Among Southern Baptists to publish reflections on the shooting:
-- Moore, president of the ERLC, urged believers not to claim "this moment was God's judgment on an individual or a city or a nation for some specified sin." Instead, it's important to "see this as real evil" and "lament with those around us who are hurting."
"We do not know why God does not intervene and stop some tragedies when He does stop others," Moore wrote in an Oct. 2 blog post. "What we do know, though, is that God stands against evil and violence. We know that God is present for those who are hurting. And we know that God will ultimately call all evil to a halt, in the ushering in of His Kingdom."
-- Mohler, president of Southern Seminary, said the existence of evil ultimately points to God's existence.

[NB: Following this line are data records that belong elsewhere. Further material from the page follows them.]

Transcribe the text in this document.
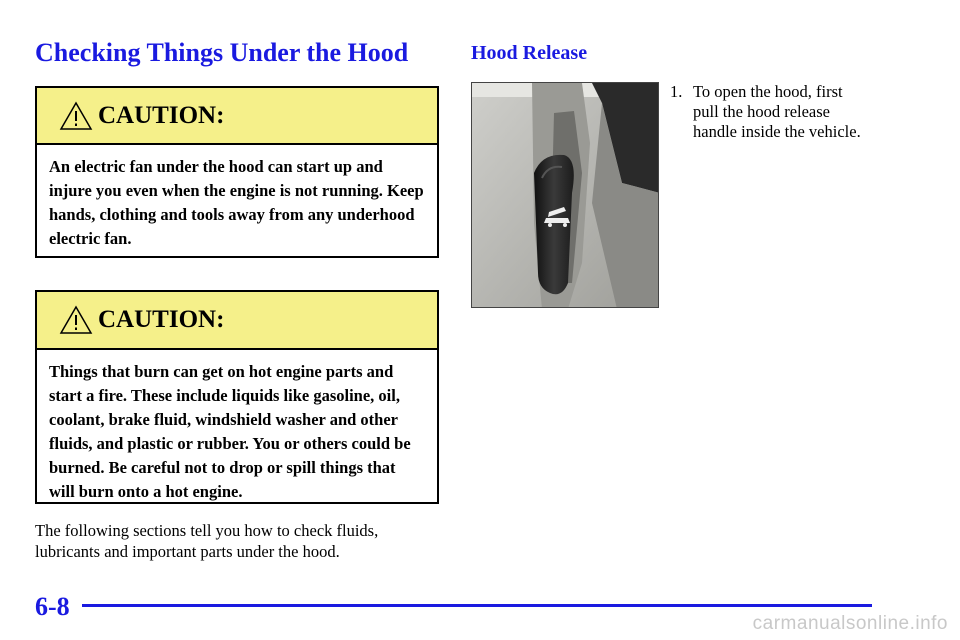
Checking Things Under the Hood
CAUTION:
An electric fan under the hood can start up and injure you even when the engine is not running. Keep hands, clothing and tools away from any underhood electric fan.
CAUTION:
Things that burn can get on hot engine parts and start a fire. These include liquids like gasoline, oil, coolant, brake fluid, windshield washer and other fluids, and plastic or rubber. You or others could be burned. Be careful not to drop or spill things that will burn onto a hot engine.

The following sections tell you how to check fluids, lubricants and important parts under the hood.

Hood Release
1. To open the hood, first pull the hood release handle inside the vehicle.
6-8
carmanualsonline.info
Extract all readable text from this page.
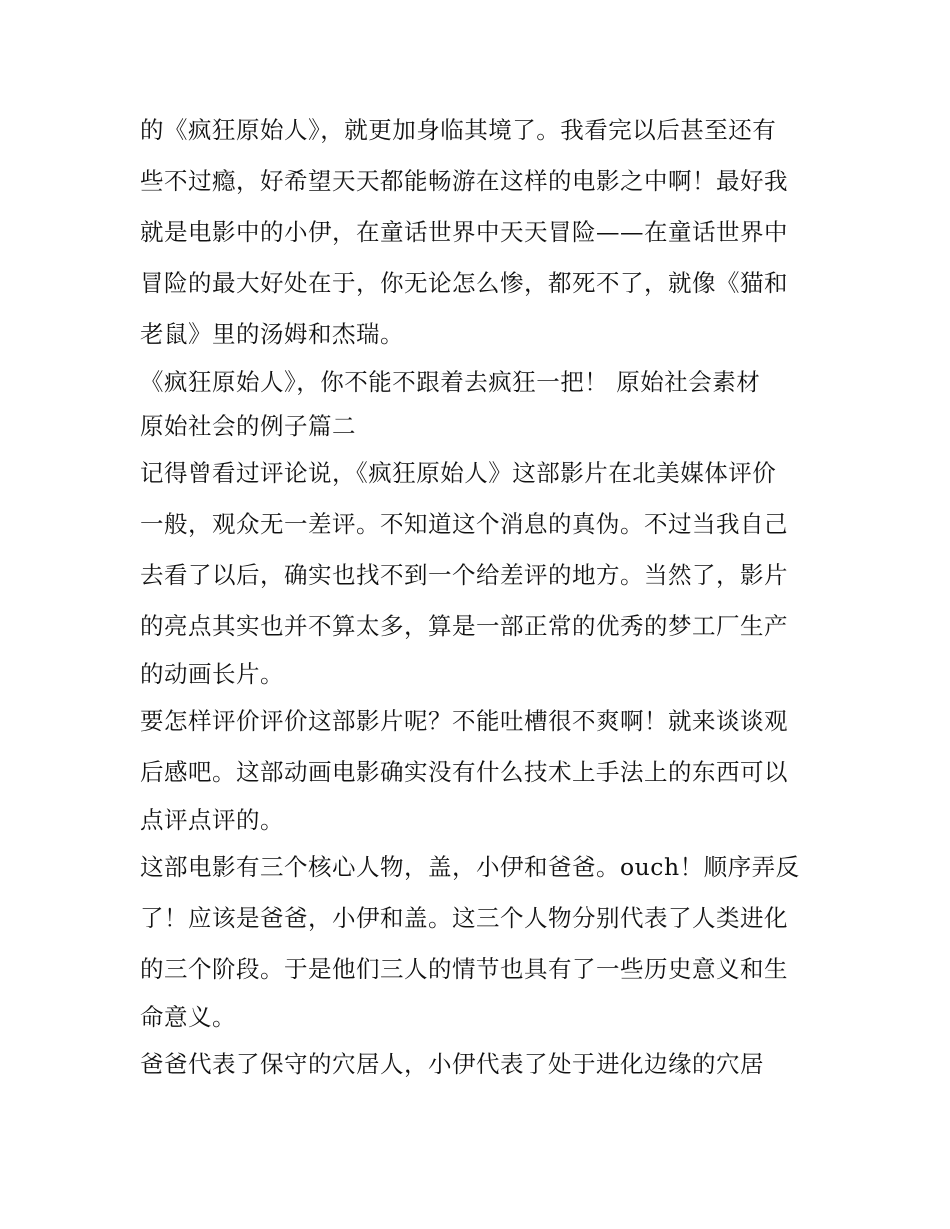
的《疯狂原始人》，就更加身临其境了。我看完以后甚至还有
些不过瘾，好希望天天都能畅游在这样的电影之中啊！最好我
就是电影中的小伊，在童话世界中天天冒险——在童话世界中
冒险的最大好处在于，你无论怎么惨，都死不了，就像《猫和
老鼠》里的汤姆和杰瑞。
《疯狂原始人》，你不能不跟着去疯狂一把！ 原始社会素材
原始社会的例子篇二
记得曾看过评论说，《疯狂原始人》这部影片在北美媒体评价
一般，观众无一差评。不知道这个消息的真伪。不过当我自己
去看了以后，确实也找不到一个给差评的地方。当然了，影片
的亮点其实也并不算太多，算是一部正常的优秀的梦工厂生产
的动画长片。
要怎样评价评价这部影片呢？不能吐槽很不爽啊！就来谈谈观
后感吧。这部动画电影确实没有什么技术上手法上的东西可以
点评点评的。
这部电影有三个核心人物，盖，小伊和爸爸。ouch！顺序弄反
了！应该是爸爸，小伊和盖。这三个人物分别代表了人类进化
的三个阶段。于是他们三人的情节也具有了一些历史意义和生
命意义。
爸爸代表了保守的穴居人，小伊代表了处于进化边缘的穴居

"Evil is a fact" and "a theological category," Mohler wrote in on Oct. 2 commentary. "The secular worldview cannot use the word with coherence or sense. The acknowledgement of evil requires the affirmation of a moral judgment and a moral reality above human judgment. If we are just accidental beings in an accidental universe, nothing can really be evil. Evil points to a necessary moral judgment made by a moral authority greater than we are -- a transcendent and supernatural moral authority: God."
Mohler added, "Only the biblical worldview explains why sinful humanity commits such horrible moral wrongs" and "promises that God will bring about a final act of moral judgment that will be the final word on right and wrong."
-- Patrick, vice president for strategic initiatives and communications at Southwestern Seminary, wrote in an Oct. 2 blog post that the Las Vegas shooting prompted him to begin "taking inventory of [his] life responsibilities," including ministering to his wife, discipling his children and sharing the Gospel with lost people.
"October 1 marks the deadliest mass shooting in modern U.S. history," Patrick wrote. "If you (as a believer) and I were one of the dead, we would be face to face with our risen Savior. However, the more pertinent question for us is who do we leave behind? Do we leave behind a spiritually mature and provided for spouse, saved and spiritually prepared children, and new professions of faith, or do we leave behind a spiritual massacre?"
-- Jim Denison, a Texas Baptist speaker and cultural commentator, noted God grieves with His children when they experience pain.
"I hate that our world is so unpredictable that what happened last night in Las Vegas could happen anywhere at any time," Denison wrote in an Oct. 2 blog post. "... But I also know the Father is grieving with us. The Creator of the universe is a Father who loves His children so much that His Son died for us (Romans 5:8). He feels all that we feel, including our pain and grief (John 11:35). 'The LORD is near to the brokenhearted' (Psalm 34:18)."